DatasetsManager.compareExperiments()
Added in: @mastra/core@1.4.0
Compares two or more experiments, producing per-item and per-scorer comparisons. Requires at least two experiment IDs.
Usage exampleDirect link to Usage example
import { Mastra } from "@mastra/core";
const mastra = new Mastra({ /* storage config */ });
const comparison = await mastra.datasets.compareExperiments({
experimentIds: ["exp-baseline", "exp-new"],
baselineId: "exp-baseline",
});
console.log(`Baseline: ${comparison.baselineId}`);
for (const item of comparison.items) {
console.log(`Item ${item.itemId}:`);
console.log(` Input: ${JSON.stringify(item.input)}`);
for (const [expId, result] of Object.entries(item.results)) {
if (result) {
console.log(` ${expId}: output=${JSON.stringify(result.output)}, scores=${JSON.stringify(result.scores)}`);
}
}
}
ParametersDirect link to Parameters
experimentIds:
string[]
Array of experiment IDs to compare. Must contain at least 2.
baselineId?:
string
ID of the baseline experiment. Defaults to the first ID in `experimentIds`.

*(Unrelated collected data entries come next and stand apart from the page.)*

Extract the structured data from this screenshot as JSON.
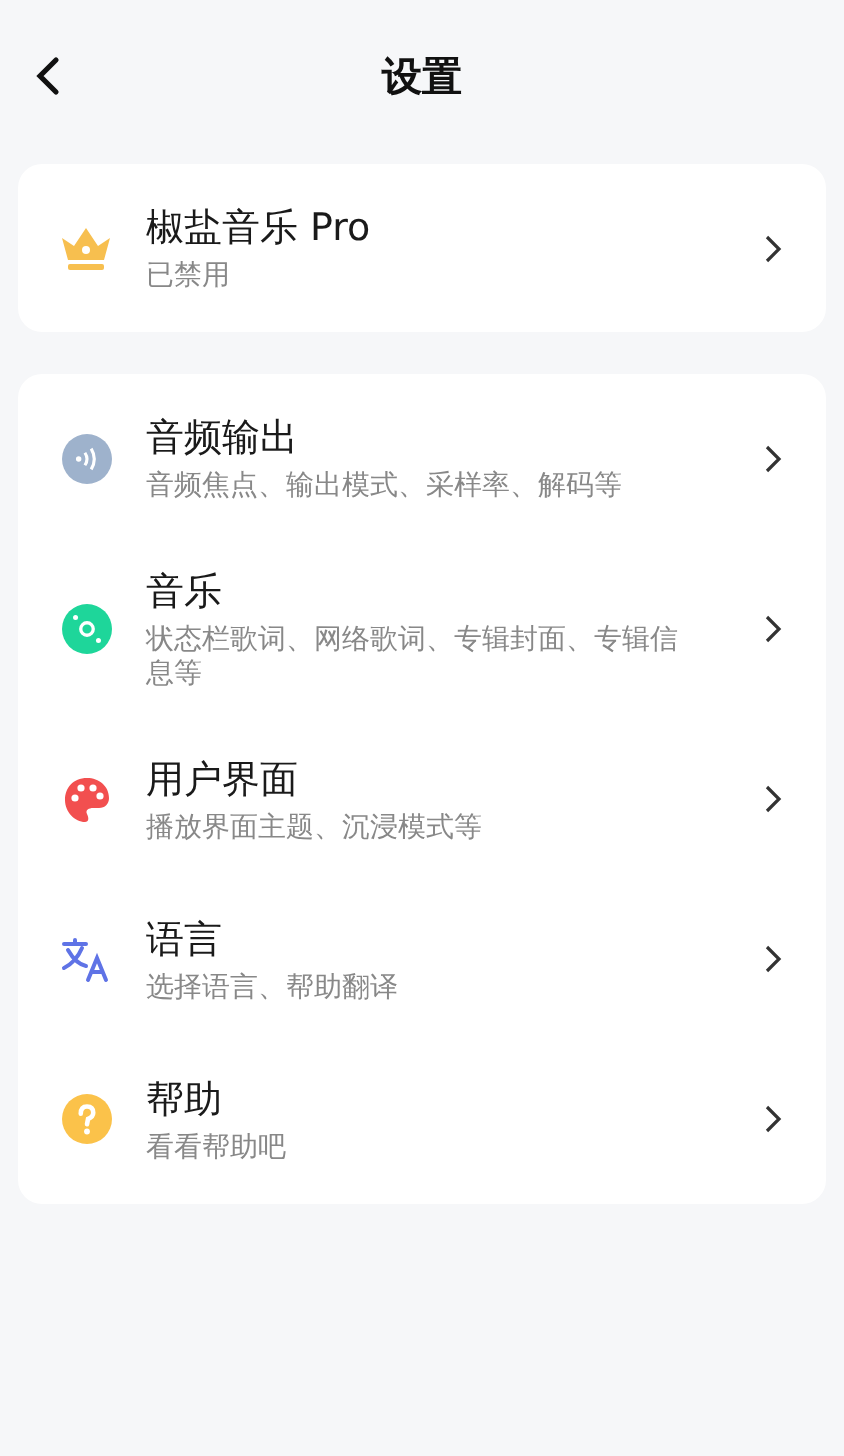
{
  "header": {
    "title": "设置"
  },
  "groups": [
    {
      "items": [
        {
          "kind": "crown",
          "title": "椒盐音乐 Pro",
          "subtitle": "已禁用"
        }
      ]
    },
    {
      "items": [
        {
          "kind": "sound",
          "title": "音频输出",
          "subtitle": "音频焦点、输出模式、采样率、解码等"
        },
        {
          "kind": "disc",
          "title": "音乐",
          "subtitle": "状态栏歌词、网络歌词、专辑封面、专辑信息等"
        },
        {
          "kind": "palette",
          "title": "用户界面",
          "subtitle": "播放界面主题、沉浸模式等"
        },
        {
          "kind": "translate",
          "title": "语言",
          "subtitle": "选择语言、帮助翻译"
        },
        {
          "kind": "help",
          "title": "帮助",
          "subtitle": "看看帮助吧"
        }
      ]
    }
  ]
}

ReturnsDirect link to Returns
Throws MastraError if fewer than 2 experiment IDs are provided.
result:
Promise<object>
Comparison results.
object
baselineId:
string
ID of the baseline experiment used for comparison.
items:
Array<object>
Per-item comparison data.
object
itemId:
string
ID of the dataset item.
input:
unknown | null
Input data for the item.
groundTruth:
unknown | null
Ground truth for the item.
results:
Record<string, { output: unknown; scores: Record<string, number | null> } | null>
Results keyed by experiment ID. Each entry contains the output and scorer results for that experiment.